Wednesday, November 11, 2009
The Reformed Vampire Support Group by Catherine Jinks
Vampires are majorly in at the moment. It's easy to see the appeal of the vampire lifestyle. Vampires are strong, fast, occasionally sparkly, and they stay young forever. Popular cultural has been romanticizing the vampire from Dracula to Stephenie Meyer. The Reformed Vampire Support Group presents a far different breed of vampire.
They are reformed, like in Twilight, so they don't drink from humans and instead breed guinea pigs for blood. Unfortunately, they are incredibly sickly and have a tendency towards nausea. Vampires need a supplement every day with blood or they will eventually pass out. They cannot go out in the sun and in fact actually black out when day breaks. They try to function as best as possible without drawing attention to themselves for fear that the public will turn against them. These limitations lead to some boring vampires.
The book is narrated by Nina, who was turned when she was 15. She spends her time writing a series of novels featuring vampire Zadia Bloodstone. Zadia is the ideal vampire in that she actually does things. Most vampires around her actually never do anything but take up space. Therefore, Nina equates vampire with useless and demonstrates almost a self hatred in her view of vampires.

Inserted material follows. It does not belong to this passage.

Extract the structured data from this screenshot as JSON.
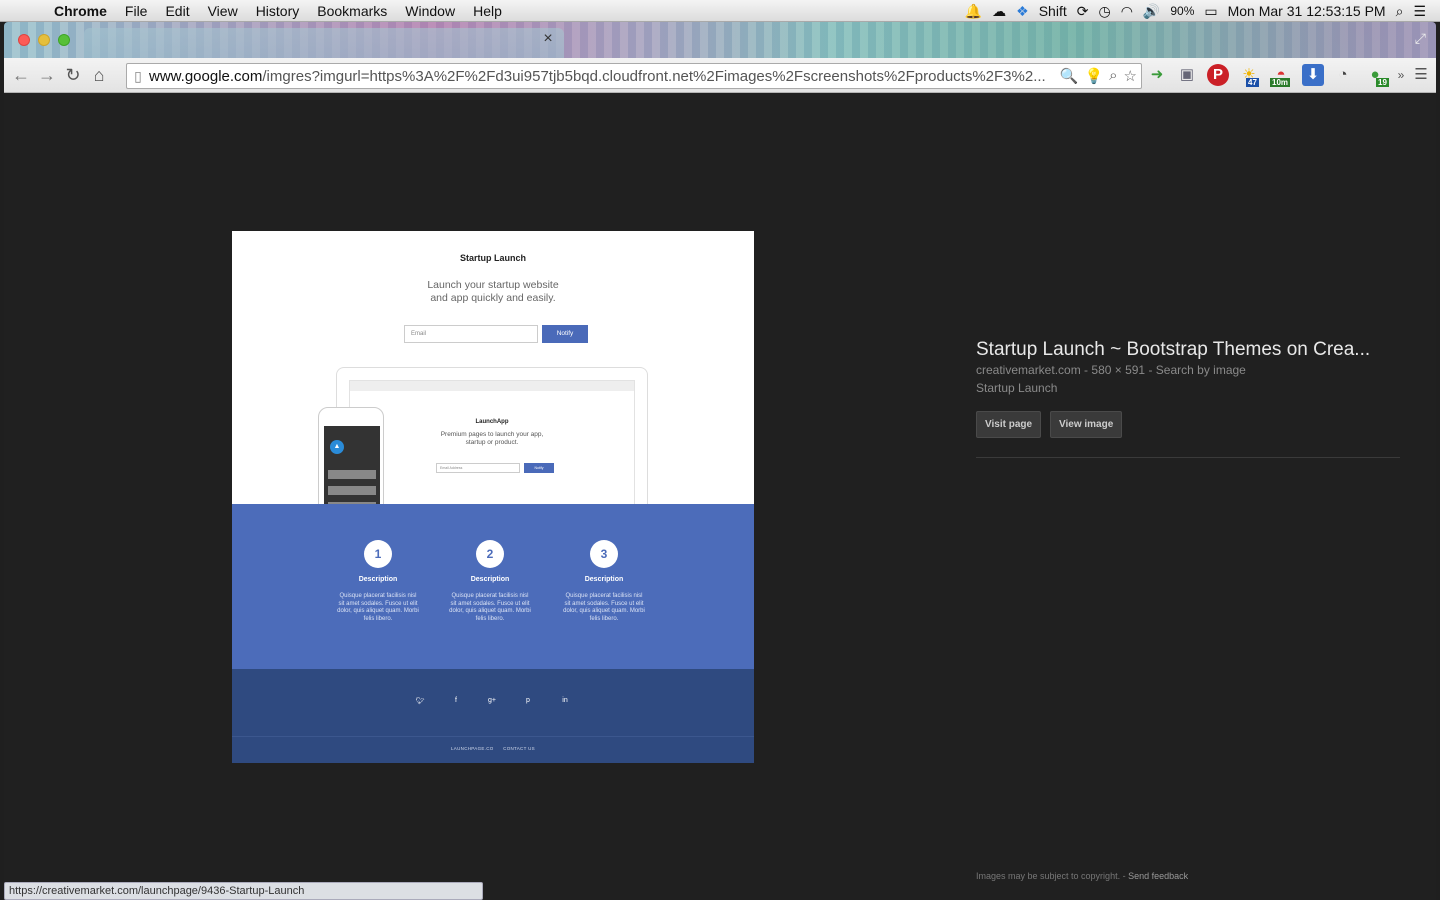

The catalyst of the story occurs when one of the vampires is found as a pile of ashes with a stake through his heart and a silver bullet lodged in the wall. The bullet leads them on a hunt for the killer and to encounters with a werewolf fighting ring. Without giving away any more, The Reformed Vampire Support Group was a refreshing change from the typical vampire book. It also accomplished something seemingly impossible in that it is actually a believable vampire story.